O DIA: Qual a diferença do Enem atual em relação ao anterior e ao tradicional vestibular?
Helinto: O Enem, no formato até 2008, foi concebido de uma forma muito distante da escola, desde sua concepção, em 1998, para que servisse de avaliação pessoal do aluno e também para que fosse usado como acesso ao Ensino Superior. Por isso, não deu certo. Sentimos a necessidade de criar dois componentes: a de orientação para o Ensino Médio e a do acesso ao Ensino Superior. O Enem passou a ter uma estrutura completamente diferente, sem aquela grande abrangência como tinha até o ano passado. Agora é composto por áreas (de Linguagem e Códigos, Ciências da Natureza, Ciências Humanas e Matemática). A redação continua no mesmo formato dos anos anteriores.
E em relação ao vestibular?
A estrutura atual do Enem pode estar um pouco diferente dos vestibulares. A maior parte ainda tem questões muito objetivas. O Enem passa daquele formato extremamente seco para uma estrutura muito próxima do que temos da vida, que é uma grande situação-problema, um contexto, em que o aluno tenha uma grande capacidade de percepção, de identificar o problema e, a partir dali, apontar a solução.
Por que os idiomas estrangeiros ficaram de fora?
Neste ano, não houve consenso acerca de se adotar um determinado idioma ou a obrigatoriedade de dois. Sabe-se também que idiomas estão muito associados ao fator socioeconômico, favorecendo quem fez um curso de Inglês paralelo. Por isso, decidiu-se neste ano não cobrar. Mas o objetivo é exigir o uso da língua estrangeira em 2010. Assim, na próxima reunião do conselho, será decidido se será um idioma, se será possível optar entre dois, ou se cobraremos dois obrigatoriamente.
Como será o aproveitamento e a validade da nota do Enem?

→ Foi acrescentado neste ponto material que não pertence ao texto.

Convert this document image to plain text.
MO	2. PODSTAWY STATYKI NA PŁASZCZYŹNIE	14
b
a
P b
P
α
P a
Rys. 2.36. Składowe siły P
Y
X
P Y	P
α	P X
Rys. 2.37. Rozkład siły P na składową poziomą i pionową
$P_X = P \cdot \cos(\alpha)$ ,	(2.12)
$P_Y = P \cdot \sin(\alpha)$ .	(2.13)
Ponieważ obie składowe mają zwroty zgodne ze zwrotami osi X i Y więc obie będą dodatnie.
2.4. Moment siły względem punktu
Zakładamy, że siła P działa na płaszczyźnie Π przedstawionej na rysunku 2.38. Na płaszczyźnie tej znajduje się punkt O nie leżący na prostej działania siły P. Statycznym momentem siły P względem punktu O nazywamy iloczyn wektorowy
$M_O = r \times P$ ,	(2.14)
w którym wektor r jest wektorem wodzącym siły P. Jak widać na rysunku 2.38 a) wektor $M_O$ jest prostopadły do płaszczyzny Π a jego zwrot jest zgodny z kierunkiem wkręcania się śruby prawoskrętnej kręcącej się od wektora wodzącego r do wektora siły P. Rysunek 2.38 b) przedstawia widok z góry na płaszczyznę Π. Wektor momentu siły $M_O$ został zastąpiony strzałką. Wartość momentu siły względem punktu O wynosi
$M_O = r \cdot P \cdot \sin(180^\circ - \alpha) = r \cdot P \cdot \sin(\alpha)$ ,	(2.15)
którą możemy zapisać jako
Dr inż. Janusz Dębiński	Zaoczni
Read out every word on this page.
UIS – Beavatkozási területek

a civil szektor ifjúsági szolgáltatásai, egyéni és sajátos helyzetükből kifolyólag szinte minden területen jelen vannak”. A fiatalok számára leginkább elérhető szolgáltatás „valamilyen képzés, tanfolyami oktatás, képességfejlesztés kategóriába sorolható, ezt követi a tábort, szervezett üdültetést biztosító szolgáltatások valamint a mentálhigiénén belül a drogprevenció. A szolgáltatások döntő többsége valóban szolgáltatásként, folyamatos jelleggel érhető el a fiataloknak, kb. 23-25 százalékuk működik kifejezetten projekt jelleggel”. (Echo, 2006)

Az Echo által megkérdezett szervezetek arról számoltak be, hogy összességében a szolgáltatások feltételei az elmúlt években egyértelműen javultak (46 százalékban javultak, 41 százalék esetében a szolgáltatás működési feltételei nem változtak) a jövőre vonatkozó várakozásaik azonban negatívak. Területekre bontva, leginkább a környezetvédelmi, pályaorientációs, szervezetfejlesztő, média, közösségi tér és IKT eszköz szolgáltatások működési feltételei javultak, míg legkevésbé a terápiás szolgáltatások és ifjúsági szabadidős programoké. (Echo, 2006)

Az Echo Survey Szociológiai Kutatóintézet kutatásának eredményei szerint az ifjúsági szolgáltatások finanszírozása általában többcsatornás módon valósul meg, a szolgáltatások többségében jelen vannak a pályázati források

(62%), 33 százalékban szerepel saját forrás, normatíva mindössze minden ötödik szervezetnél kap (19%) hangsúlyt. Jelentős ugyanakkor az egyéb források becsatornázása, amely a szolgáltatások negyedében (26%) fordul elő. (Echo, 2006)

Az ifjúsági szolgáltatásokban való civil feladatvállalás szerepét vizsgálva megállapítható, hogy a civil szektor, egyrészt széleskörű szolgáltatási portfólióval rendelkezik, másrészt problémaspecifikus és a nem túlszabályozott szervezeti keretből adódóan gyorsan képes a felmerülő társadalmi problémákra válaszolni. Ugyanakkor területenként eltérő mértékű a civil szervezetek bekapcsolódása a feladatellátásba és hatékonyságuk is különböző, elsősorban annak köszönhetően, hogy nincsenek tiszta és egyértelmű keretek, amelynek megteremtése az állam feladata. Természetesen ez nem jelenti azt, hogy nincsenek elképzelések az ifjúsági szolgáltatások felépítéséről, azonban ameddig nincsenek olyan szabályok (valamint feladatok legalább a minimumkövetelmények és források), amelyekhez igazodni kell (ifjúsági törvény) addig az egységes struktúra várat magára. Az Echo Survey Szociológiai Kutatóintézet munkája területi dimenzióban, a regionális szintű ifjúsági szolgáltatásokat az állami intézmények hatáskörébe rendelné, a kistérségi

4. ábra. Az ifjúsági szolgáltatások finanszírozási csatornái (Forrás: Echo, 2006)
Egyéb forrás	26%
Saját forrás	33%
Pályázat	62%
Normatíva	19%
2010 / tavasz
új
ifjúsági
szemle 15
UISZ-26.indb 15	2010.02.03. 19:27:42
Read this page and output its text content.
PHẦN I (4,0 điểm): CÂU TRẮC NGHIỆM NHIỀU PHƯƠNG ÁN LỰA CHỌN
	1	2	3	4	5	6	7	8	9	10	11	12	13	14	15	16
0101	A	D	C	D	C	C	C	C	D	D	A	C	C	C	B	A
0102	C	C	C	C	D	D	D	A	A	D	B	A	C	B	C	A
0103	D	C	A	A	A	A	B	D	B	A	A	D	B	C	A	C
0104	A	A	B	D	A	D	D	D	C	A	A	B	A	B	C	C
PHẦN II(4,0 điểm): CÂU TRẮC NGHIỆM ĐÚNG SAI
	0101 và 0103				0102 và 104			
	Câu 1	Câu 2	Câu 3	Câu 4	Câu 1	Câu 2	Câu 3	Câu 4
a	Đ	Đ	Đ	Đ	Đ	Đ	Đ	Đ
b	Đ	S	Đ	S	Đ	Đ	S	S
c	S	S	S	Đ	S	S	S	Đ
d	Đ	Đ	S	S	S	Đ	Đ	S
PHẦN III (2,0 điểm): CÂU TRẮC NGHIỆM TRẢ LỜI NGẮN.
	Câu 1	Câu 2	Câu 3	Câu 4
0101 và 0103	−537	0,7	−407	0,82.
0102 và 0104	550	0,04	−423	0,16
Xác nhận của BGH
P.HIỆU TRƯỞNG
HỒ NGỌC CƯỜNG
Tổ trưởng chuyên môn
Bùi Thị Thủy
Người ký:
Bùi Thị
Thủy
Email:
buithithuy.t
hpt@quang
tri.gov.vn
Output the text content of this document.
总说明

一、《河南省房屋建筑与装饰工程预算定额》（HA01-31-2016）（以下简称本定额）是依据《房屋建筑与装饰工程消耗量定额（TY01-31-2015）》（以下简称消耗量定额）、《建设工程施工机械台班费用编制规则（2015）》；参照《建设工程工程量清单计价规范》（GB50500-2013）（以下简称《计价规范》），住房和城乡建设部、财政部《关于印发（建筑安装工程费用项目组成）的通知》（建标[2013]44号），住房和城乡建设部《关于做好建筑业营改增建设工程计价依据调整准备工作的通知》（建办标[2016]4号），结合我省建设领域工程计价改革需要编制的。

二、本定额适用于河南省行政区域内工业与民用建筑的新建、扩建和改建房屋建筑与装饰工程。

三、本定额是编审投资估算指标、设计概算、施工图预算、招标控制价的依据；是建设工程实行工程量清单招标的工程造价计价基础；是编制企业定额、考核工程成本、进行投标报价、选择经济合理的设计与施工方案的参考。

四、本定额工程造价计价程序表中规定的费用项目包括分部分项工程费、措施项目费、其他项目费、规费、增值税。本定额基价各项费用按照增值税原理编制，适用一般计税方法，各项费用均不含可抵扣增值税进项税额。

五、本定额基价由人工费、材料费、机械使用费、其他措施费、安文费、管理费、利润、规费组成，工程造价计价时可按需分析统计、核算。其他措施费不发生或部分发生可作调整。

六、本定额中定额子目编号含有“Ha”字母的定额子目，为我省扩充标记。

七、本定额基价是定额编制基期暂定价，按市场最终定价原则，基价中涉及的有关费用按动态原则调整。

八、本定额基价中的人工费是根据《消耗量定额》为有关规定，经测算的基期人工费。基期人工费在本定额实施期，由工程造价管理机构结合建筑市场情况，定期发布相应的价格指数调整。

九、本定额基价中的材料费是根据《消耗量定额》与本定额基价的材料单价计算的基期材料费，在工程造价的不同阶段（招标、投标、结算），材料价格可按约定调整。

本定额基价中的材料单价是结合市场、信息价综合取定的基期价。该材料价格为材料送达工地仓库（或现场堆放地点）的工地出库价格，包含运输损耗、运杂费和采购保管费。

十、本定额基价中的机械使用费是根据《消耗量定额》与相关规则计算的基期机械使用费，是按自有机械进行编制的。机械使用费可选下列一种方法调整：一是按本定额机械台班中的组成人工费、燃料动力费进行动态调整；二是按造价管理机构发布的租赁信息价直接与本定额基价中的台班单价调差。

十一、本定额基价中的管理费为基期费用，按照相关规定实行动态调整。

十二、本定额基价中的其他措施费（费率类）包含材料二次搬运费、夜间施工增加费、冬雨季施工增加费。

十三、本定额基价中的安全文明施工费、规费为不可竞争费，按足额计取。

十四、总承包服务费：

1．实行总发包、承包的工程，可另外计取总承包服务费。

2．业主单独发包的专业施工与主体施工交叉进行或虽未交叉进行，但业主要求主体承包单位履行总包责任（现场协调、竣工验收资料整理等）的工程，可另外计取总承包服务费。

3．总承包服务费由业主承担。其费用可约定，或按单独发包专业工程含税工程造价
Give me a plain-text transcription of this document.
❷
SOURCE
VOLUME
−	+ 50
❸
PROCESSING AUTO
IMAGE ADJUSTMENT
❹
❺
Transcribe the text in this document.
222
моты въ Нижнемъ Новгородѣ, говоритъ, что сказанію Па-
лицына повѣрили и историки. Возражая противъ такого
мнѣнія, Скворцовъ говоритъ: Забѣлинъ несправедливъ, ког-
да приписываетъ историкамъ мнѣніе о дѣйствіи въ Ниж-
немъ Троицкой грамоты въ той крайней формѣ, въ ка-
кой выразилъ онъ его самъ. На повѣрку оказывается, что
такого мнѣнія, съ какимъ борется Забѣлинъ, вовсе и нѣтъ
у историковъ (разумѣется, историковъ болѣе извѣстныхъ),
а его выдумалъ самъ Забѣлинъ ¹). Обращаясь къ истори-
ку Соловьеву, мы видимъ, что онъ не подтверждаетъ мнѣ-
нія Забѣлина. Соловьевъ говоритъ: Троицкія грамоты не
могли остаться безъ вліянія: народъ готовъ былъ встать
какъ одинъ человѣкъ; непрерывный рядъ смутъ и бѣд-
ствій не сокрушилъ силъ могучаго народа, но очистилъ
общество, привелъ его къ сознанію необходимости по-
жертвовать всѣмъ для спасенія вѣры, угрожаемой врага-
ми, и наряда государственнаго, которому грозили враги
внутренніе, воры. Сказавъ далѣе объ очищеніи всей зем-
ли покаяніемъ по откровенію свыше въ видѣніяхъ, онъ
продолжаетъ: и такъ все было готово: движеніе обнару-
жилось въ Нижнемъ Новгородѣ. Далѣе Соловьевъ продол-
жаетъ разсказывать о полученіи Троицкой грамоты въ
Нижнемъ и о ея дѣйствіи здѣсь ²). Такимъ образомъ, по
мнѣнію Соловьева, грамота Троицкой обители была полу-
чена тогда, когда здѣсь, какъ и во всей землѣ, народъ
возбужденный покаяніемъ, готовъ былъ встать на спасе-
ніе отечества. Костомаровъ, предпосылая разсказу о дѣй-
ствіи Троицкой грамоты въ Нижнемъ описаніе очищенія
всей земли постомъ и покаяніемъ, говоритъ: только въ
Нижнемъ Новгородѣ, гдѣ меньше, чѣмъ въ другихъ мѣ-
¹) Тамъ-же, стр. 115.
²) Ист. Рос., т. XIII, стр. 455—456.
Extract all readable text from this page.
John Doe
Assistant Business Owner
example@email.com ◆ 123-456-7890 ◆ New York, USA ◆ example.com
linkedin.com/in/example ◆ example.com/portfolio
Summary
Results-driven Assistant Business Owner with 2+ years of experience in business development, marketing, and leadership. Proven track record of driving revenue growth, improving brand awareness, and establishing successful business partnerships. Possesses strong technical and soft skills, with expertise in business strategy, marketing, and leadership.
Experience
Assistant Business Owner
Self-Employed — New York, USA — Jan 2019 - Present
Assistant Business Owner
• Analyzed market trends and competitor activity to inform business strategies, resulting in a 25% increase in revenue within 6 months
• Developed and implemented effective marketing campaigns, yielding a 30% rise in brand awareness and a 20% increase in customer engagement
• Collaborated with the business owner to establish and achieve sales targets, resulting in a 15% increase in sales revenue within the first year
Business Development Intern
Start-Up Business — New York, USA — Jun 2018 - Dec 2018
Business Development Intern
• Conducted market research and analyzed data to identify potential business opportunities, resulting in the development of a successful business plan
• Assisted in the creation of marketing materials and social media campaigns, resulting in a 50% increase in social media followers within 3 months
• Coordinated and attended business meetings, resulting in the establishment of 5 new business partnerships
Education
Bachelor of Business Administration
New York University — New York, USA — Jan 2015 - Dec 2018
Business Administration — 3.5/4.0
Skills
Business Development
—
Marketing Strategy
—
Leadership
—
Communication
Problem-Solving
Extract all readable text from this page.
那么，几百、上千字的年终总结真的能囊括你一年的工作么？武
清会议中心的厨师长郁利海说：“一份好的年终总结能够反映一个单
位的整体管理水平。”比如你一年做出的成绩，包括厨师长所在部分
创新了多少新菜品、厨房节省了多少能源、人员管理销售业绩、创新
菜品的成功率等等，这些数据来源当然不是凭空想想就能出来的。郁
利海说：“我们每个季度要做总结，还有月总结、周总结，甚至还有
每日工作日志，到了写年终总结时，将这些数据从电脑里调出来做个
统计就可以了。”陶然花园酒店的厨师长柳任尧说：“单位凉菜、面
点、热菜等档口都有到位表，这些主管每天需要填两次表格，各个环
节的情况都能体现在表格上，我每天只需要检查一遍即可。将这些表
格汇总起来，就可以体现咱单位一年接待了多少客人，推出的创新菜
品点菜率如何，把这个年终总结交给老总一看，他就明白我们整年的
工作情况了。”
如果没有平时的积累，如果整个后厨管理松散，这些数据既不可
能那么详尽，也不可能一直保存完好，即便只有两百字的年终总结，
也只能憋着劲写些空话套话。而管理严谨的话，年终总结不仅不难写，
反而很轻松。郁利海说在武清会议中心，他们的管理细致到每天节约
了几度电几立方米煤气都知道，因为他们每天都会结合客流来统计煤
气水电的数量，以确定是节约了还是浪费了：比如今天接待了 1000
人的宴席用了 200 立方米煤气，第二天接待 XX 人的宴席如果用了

As instituições e o próprio comitê gestor ainda vão decidir sobre isso. O importante é dizer que é uma nota comparável ao longo do tempo. Agora, se vai valer durante um momento, dois ou três, deixaremos que as instituições se posicionem a respeito. Essa discussão é que vai permear o tempo de utilização do Enem. Mas pode ser válido por várias edições. Se o aluno não fizer o Enem do ano que vem, ele pode participar com a nota deste ano. Isso está definido.
Com o mesmo peso?
Sim. O que está para ser definido é se o aluno poderá utilizar a última nota maior (em caso de participar de várias edições). Como esse é o primeiro ano, não há esse problema. Estamos deixando essa discussão evoluir para que tome corpo para decisão já na próxima reunião do comitê gestor.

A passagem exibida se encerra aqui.